Monday, October 24, 2005

Good God!

I was having an email discussion that arose as an indirect result of the previous blog entry, and I am finding the debate so compelling and stimulating, that I thought I would raise it here in my blog.

The question my friend asks is, isn't the human concept of "goodness" evidence for the existence of God? Where did we get our moral and ethical structure from if there is no God to provide the pattern?

A few days ago, for example, I read that oxytocin makes you more trusting. (Via the Tangled Bank.) This seems to support the idea that even those qualities that we consider virtues are more or less dictated by chemical reactions in the brain, and raises the question of how we came to value them as "good".

I am interested in having more input on this subject and hope you will let me know what you think, either by leaving a comment here or emailing me privately, if you prefer. (No holds barred: I don't mind which -- if any -- god you want to presume, although I especially welcome followers of the Flying Spaghetti Monster.)

1 comment:

Kevin Rosero said...

I also think of God when I think of an objective standard for right and wrong.

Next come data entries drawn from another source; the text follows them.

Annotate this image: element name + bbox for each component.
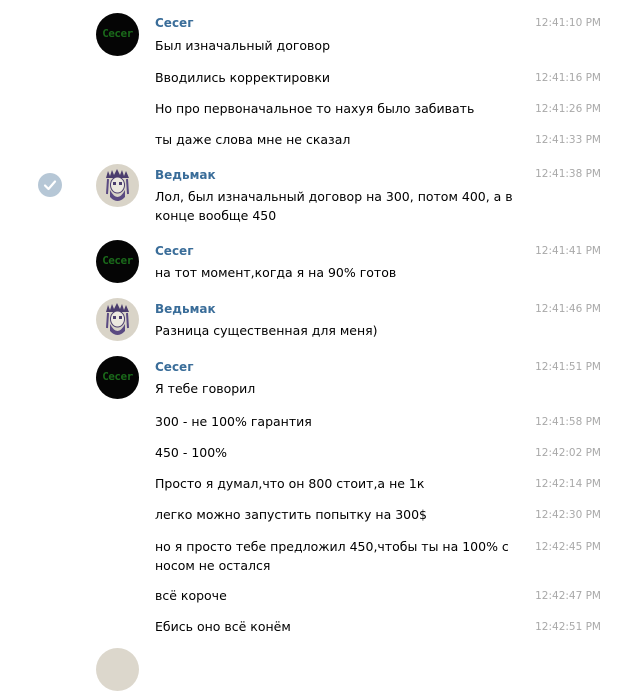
message-text: 450 - 100% (155, 445, 228, 460)
avatar-label: Cecer (102, 27, 133, 40)
message-text: Разница существенная для меня) (155, 323, 378, 338)
check-circle-icon[interactable] (38, 173, 62, 197)
author-name[interactable]: Сесег (155, 360, 193, 374)
native-headdress-skull-icon (106, 169, 129, 201)
avatar-cecer[interactable]: Cecer (96, 13, 139, 56)
message-time: 12:42:30 PM (535, 509, 601, 521)
message-text: Просто я думал,что он 800 стоит,а не 1к (155, 476, 425, 491)
message-time: 12:41:10 PM (535, 17, 601, 29)
message-time: 12:42:14 PM (535, 478, 601, 490)
message-time: 12:41:51 PM (535, 361, 601, 373)
message[interactable]: но я просто тебе предложил 450,чтобы ты … (0, 534, 635, 582)
message-text: Но про первоначальное то нахуя было заби… (155, 101, 475, 116)
message-text: легко можно запустить попытку на 300$ (155, 507, 428, 522)
message-text: Лол, был изначальный договор на 300, пот… (155, 189, 513, 223)
message-time: 12:41:33 PM (535, 134, 601, 146)
message-time: 12:41:41 PM (535, 245, 601, 257)
message-time: 12:42:51 PM (535, 621, 601, 633)
message-time: 12:41:46 PM (535, 303, 601, 315)
message-time: 12:42:47 PM (535, 590, 601, 602)
message-time: 12:41:38 PM (535, 168, 601, 180)
message[interactable]: Просто я думал,что он 800 стоит,а не 1к … (0, 472, 635, 500)
message[interactable]: 300 - не 100% гарантия 12:41:58 PM (0, 410, 635, 438)
message-time: 12:41:26 PM (535, 103, 601, 115)
message-text: Я тебе говорил (155, 381, 256, 396)
message-text: ты даже слова мне не сказал (155, 132, 351, 147)
message[interactable]: всё короче 12:42:47 PM (0, 584, 635, 612)
message[interactable]: 450 - 100% 12:42:02 PM (0, 441, 635, 469)
message-time: 12:41:16 PM (535, 72, 601, 84)
message-text: Ебись оно всё конём (155, 619, 291, 634)
author-name[interactable]: Ведьмак (155, 168, 216, 182)
message-text: но я просто тебе предложил 450,чтобы ты … (155, 539, 509, 573)
avatar-label: Cecer (102, 254, 133, 267)
message-time: 12:41:58 PM (535, 416, 601, 428)
message-text: 300 - не 100% гарантия (155, 414, 312, 429)
message-time: 12:42:45 PM (535, 541, 601, 553)
avatar-partial[interactable] (96, 648, 139, 691)
message[interactable]: Вводились корректировки 12:41:16 PM (0, 66, 635, 94)
native-headdress-skull-icon (106, 303, 129, 335)
avatar-cecer[interactable]: Cecer (96, 356, 139, 399)
message[interactable]: ты даже слова мне не сказал 12:41:33 PM (0, 128, 635, 156)
avatar-cecer[interactable]: Cecer (96, 240, 139, 283)
avatar-label: Cecer (102, 370, 133, 383)
message-selected[interactable]: Ведьмак Лол, был изначальный договор на … (0, 160, 635, 230)
avatar-vedmak[interactable] (96, 164, 139, 207)
message-text: всё короче (155, 588, 227, 603)
message[interactable]: Но про первоначальное то нахуя было заби… (0, 97, 635, 125)
message[interactable]: легко можно запустить попытку на 300$ 12… (0, 503, 635, 531)
avatar-vedmak[interactable] (96, 298, 139, 341)
author-name[interactable]: Сесег (155, 244, 193, 258)
message-text: Вводились корректировки (155, 70, 331, 85)
chat-history: Cecer Сесег Был изначальный договор 12:4… (0, 0, 635, 691)
author-name[interactable]: Сесег (155, 16, 193, 30)
message-time: 12:42:02 PM (535, 447, 601, 459)
message[interactable]: Ведьмак Разница существенная для меня) 1… (0, 294, 635, 346)
author-name[interactable]: Ведьмак (155, 302, 216, 316)
message-text: на тот момент,когда я на 90% готов (155, 265, 397, 280)
message[interactable]: Ебись оно всё конём 12:42:51 PM (0, 615, 635, 643)
message[interactable]: Cecer Сесег Я тебе говорил 12:41:51 PM (0, 352, 635, 404)
message[interactable]: Cecer Сесег на тот момент,когда я на 90%… (0, 236, 635, 288)
message[interactable]: Cecer Сесег Был изначальный договор 12:4… (0, 0, 635, 62)
message-text: Был изначальный договор (155, 38, 331, 53)
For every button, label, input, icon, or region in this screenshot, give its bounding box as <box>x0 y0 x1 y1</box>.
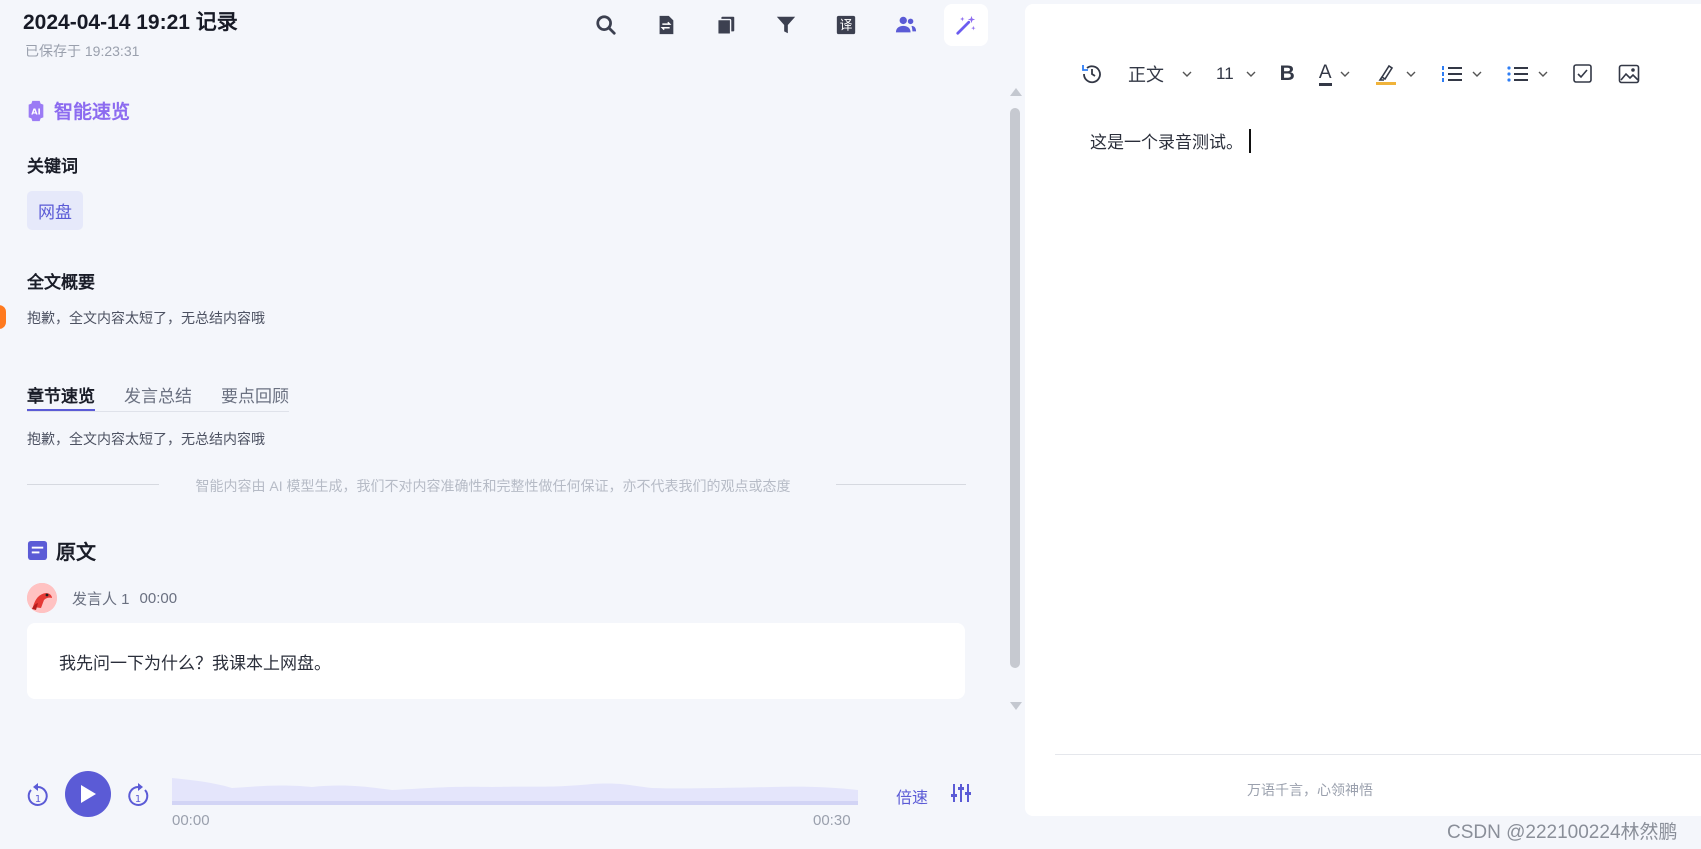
people-icon <box>895 16 917 33</box>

There is the subjective aspect to consider, and in that case we often equate what is right with our own feelings: "I feel good about this," "I'm angry as hell about this injustice." Notice, the feelings can be very useful in judging things that would really be bad for our survival and therefore presumably evil in a moral sense. Subjective standards are not to be shunned. They are to be trained, since without training they can also look like this: "I must have vengeance; it's only just." Training your subjective standard, your conscience, to choose correctly, means holding yourself to another or higher standard. If that standard seems to us entirely made of human ideals, we still have to wonder why we have those ideals. Certainly everything we have, we got through evolution. But that is not the same as saying FROM evolution.

And thinking of something higher than homo sapiens as producing our ideals helps us reach higher than our own thoughts, not to be satisfied with them. Not to be satisfied with merely getting the highest possible synthesis of current human thoughts and ideals. If we think we understand what's best for our universe, we haven't come to grips with our immaturity. Some in our species think it's ideal to kill or maim or defraud or live selfishly. If we merely take the current pool of human ideals and never consider a higher standard, but simply try to outlaw current destructive ideals and live by current positive ones, the world will still not be much of a better place. That would be a start, but IMO we still have to reach for something whose thoughts are not our own.